Opinion
January 31, 1992
Appeal from the Onondaga County Court, Cunningham, J.
Present — Callahan, J.P., Doerr, Green, Lawton and Davis, JJ.
Judgment unanimously reversed on the law and new trial granted. Memorandum: Defendant was convicted, following a jury trial, of criminal possession of a controlled substance in the fourth degree. He contends, inter alia, that the trial court's instructions on reasonable doubt unconstitutionally diminished the People's burden of establishing guilt beyond a reasonable doubt. We agree.
In instructing the jury on reasonable doubt, Judge Cunningham stated that the doubt "must be based on some good sound substantial reason" and that a juror who has a reasonable doubt "ought to first be able to justify that doubt in his or her own mind" and "ought to be able to articulate that to your fellow jurors in the case". The court then went on to emphasize that it was not the duty of the People to establish guilt beyond all possible or imaginary doubt and instructed the jury: "That degree of proof cannot be had in human affairs. It's two o'clock in the morning, it's six months ago, there's going to be little discrepancies or differences in testimony, that's not the burden the People have, proof to a mathematical certainty or an absolute certainty. If the People were held to that degree of proof, it would be useless to try anyone in a criminal case. Reasonable doubt is an actual doubt, one which you are conscious of having in your minds after you have considered all of the evidence in the case." Although defendant's counsel did not specifically except to the "substantial reason" language of the charge, he did take exception to the "there's going to be little discrepancies or differences in testimony" language in the charge.

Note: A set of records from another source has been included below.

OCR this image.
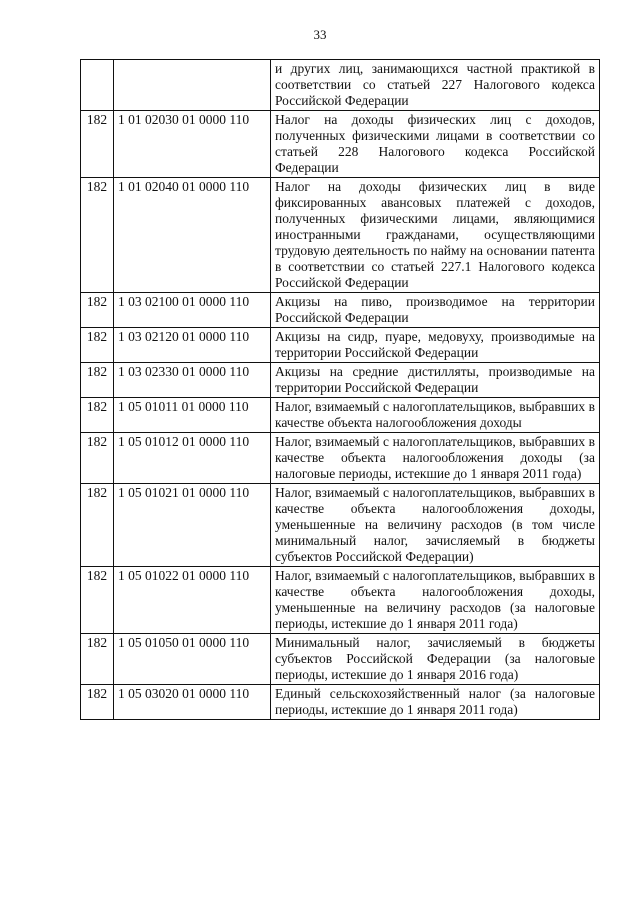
33
		и других лиц, занимающихся частной практикой в соответствии со статьей 227 Налогового кодекса Российской Федерации
182	1 01 02030 01 0000 110	Налог на доходы физических лиц с доходов, полученных физическими лицами в соответствии со статьей 228 Налогового кодекса Российской Федерации
182	1 01 02040 01 0000 110	Налог на доходы физических лиц в виде фиксированных авансовых платежей с доходов, полученных физическими лицами, являющимися иностранными гражданами, осуществляющими трудовую деятельность по найму на основании патента в соответствии со статьей 227.1 Налогового кодекса Российской Федерации
182	1 03 02100 01 0000 110	Акцизы на пиво, производимое на территории Российской Федерации
182	1 03 02120 01 0000 110	Акцизы на сидр, пуаре, медовуху, производимые на территории Российской Федерации
182	1 03 02330 01 0000 110	Акцизы на средние дистилляты, производимые на территории Российской Федерации
182	1 05 01011 01 0000 110	Налог, взимаемый с налогоплательщиков, выбравших в качестве объекта налогообложения доходы
182	1 05 01012 01 0000 110	Налог, взимаемый с налогоплательщиков, выбравших в качестве объекта налогообложения доходы (за налоговые периоды, истекшие до 1 января 2011 года)
182	1 05 01021 01 0000 110	Налог, взимаемый с налогоплательщиков, выбравших в качестве объекта налогообложения доходы, уменьшенные на величину расходов (в том числе минимальный налог, зачисляемый в бюджеты субъектов Российской Федерации)
182	1 05 01022 01 0000 110	Налог, взимаемый с налогоплательщиков, выбравших в качестве объекта налогообложения доходы, уменьшенные на величину расходов (за налоговые периоды, истекшие до 1 января 2011 года)
182	1 05 01050 01 0000 110	Минимальный налог, зачисляемый в бюджеты субъектов Российской Федерации (за налоговые периоды, истекшие до 1 января 2016 года)
182	1 05 03020 01 0000 110	Единый сельскохозяйственный налог (за налоговые периоды, истекшие до 1 января 2011 года)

This Court has repeatedly noted our strong disapproval of Judge Cunningham's use of the phrase "good sound substantial reason" when describing proof beyond a reasonable doubt (see, People v DeMott, 178 A.D.2d 935; People v. Green, 155 A.D.2d 880, lv denied 75 N.Y.2d 813; People v. Phoenix, 148 A.D.2d 942, lv denied 73 N.Y.2d 1020; People v. Jimenez, 147 A.D.2d 905, lv denied 73 N.Y.2d 978; People v. Luis, 145 A.D.2d 960, lv denied 73 N.Y.2d 923; People v. Price, 144 A.D.2d 1013, lv denied 73 N.Y.2d 895). Here, the additional gratuitous comments by the trial court in its charge were patently improper and were properly objected to by defense counsel. In our view, those improper comments, when coupled with the trial court's earlier improper use of the phrase "good sound substantial reason", failed to convey the proper standard to the jury and require us to reverse defendant's conviction (see, People v. Newell, 178 A.D.2d 959; People v Phoenix, supra; People v. Jimenez, supra).
Since a new trial is required, we need not address the merits of the other issues raised. We note only that defendant suffered no prejudice as a result of the court's Sandoval ruling, because the prosecution never cross-examined the defendant about prior drug-related charges or convictions. We also conclude that the suppression court properly determined that the police were justified in stopping defendant's auto for a motor vehicle infraction and in seizing the contraband which he had thrown out of the window (see, People v. Mikel, 152 A.D.2d 603, 604-605). The fact that the police did not issue a traffic ticket does not invalidate the stop.